The deal is Molycorp’s second acquisition this month. In early April, Molycorp said it would spend $89 million for a 90-percent stake in European rare earth mining company AS Silmet. Molycorp now has two new avenues for rare earth manufacturing capabilities outside of China, a country which has traditionally owned 95 percent of the world’s rare earth metals. These metals are used for a variety of growing markets, including hybrid vehicle batteries, wind turbines, compact fluorescent light bulbs and magnets for electric vehicle motors.
Molycorp says its new mines in Arizona will immediately produce rare earth materials that can make “neodymium iron boron” magnets, which are used in hybrid and electric cars and wind turbines, and “samarium cobalt” magnets, which are used in defense applications. China announced back in December that it will significantly cut its exports of these types of rare earth metals, opening a market for western alternatives.
Molycorp’s deal with Santoku isn’t Molycorp’s only Japan partner; it has a joint venture with Japanese mining giant Hitachi Metals, and a $130 million financing deal with Sumitomo Corp.
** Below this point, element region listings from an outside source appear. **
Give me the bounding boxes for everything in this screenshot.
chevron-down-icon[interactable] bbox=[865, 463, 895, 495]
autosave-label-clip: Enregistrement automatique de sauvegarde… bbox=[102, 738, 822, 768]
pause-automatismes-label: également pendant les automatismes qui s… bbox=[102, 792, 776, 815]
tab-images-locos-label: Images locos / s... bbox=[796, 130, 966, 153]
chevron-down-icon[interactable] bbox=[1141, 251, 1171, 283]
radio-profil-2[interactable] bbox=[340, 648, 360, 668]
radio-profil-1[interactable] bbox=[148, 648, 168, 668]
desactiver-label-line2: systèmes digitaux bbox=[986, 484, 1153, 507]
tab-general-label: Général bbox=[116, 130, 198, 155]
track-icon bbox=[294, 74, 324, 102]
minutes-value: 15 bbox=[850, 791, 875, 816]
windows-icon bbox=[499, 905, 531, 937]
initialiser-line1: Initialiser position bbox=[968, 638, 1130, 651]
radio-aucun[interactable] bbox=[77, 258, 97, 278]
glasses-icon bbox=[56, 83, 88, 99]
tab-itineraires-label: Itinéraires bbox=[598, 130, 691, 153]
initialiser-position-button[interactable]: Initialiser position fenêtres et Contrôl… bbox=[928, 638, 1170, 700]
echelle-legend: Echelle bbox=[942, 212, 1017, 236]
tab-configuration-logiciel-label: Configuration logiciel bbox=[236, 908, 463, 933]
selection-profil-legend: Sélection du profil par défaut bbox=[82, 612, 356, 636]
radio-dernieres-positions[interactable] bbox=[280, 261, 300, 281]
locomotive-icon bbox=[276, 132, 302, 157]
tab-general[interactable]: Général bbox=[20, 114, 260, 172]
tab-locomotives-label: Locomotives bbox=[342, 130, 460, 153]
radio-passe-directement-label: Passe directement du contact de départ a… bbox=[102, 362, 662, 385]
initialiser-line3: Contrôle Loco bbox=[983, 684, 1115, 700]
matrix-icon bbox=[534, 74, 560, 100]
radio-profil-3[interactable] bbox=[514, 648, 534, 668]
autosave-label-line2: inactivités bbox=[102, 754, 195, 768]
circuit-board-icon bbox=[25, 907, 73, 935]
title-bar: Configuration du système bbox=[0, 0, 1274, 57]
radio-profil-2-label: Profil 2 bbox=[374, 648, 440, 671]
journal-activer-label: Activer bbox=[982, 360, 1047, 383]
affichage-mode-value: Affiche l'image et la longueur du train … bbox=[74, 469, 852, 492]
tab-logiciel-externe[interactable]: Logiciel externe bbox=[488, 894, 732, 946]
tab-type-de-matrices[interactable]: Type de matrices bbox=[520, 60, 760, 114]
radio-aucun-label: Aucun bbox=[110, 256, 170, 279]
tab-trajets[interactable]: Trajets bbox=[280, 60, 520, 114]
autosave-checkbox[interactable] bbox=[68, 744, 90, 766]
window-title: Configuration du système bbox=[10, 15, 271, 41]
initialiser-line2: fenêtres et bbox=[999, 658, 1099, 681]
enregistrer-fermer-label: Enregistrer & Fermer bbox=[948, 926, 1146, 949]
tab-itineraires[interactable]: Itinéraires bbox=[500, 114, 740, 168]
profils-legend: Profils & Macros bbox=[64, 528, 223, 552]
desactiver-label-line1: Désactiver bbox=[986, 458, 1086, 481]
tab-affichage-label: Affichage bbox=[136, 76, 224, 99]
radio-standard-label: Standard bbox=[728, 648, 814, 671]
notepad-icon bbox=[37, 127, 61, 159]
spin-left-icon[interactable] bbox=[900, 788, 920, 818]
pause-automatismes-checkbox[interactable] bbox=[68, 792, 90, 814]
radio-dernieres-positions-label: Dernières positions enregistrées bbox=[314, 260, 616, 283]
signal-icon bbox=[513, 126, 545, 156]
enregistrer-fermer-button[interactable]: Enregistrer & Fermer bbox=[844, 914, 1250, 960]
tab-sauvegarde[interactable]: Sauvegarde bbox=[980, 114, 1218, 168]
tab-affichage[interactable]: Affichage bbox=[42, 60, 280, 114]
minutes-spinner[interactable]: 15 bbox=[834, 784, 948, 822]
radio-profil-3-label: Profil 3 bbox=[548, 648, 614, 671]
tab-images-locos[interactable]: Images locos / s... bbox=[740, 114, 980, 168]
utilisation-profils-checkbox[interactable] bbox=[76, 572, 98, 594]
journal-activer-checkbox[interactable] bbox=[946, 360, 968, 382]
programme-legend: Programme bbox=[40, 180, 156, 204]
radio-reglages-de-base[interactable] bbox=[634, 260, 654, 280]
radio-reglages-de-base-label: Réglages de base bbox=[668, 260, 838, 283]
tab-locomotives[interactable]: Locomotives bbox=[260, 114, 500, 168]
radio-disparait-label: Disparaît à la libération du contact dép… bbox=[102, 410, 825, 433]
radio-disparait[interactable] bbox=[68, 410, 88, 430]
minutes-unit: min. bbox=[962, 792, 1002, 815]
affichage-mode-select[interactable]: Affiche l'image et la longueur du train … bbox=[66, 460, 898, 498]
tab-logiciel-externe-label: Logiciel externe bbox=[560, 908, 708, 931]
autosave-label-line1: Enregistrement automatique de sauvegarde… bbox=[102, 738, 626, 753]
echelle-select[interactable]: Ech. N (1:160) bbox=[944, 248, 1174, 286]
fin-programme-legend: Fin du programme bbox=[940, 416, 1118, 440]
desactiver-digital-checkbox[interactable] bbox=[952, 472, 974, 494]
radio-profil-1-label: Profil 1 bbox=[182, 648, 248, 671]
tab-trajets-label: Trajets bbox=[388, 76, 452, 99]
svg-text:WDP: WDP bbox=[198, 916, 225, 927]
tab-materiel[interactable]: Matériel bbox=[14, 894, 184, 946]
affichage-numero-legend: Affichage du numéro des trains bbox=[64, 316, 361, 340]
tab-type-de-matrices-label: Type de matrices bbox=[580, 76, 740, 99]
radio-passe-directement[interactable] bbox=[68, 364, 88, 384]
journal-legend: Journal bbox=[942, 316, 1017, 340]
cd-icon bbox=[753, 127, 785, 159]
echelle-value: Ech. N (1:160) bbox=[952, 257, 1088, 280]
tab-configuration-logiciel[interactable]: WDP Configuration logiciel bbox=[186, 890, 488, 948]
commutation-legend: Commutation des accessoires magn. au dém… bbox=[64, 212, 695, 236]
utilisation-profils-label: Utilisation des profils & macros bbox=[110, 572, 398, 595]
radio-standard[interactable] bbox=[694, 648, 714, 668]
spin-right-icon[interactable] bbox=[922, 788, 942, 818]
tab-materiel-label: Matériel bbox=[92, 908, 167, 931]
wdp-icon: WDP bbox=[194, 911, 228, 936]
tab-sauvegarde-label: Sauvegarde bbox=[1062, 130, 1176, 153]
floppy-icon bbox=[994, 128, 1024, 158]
Japanese companies, like European and American firms, want a way to be less dependent on China for rare earth metals, too.
Back in December, Molycorp’s stock rose above $50 per share, up dramatically from its debut price of $13.25 in July 2010. Friday morning, Molycorp is trading at around $75 per share, around five times its initial price.
Molycorp’s most recent earnings (last month) were solid, with a narrowed loss for the fourth quarter, and a jump in revenues. Molycorp recorded a loss of $7.9 million, compared with a loss of $9.1 million for the year earlier. Revenue jumped to $21.7 million from $2.2 million for the prior year.
Molycorp previously mined its metals from a 50-year-old rare earth mine in Mountain Pass, Calif., but stopped removing ore in 2002 after it had problems with toxic waste spilling into a nearby lake. Molycorp plans to start mining again in the Mountain Pass mine this year after modernizing and expanding the project.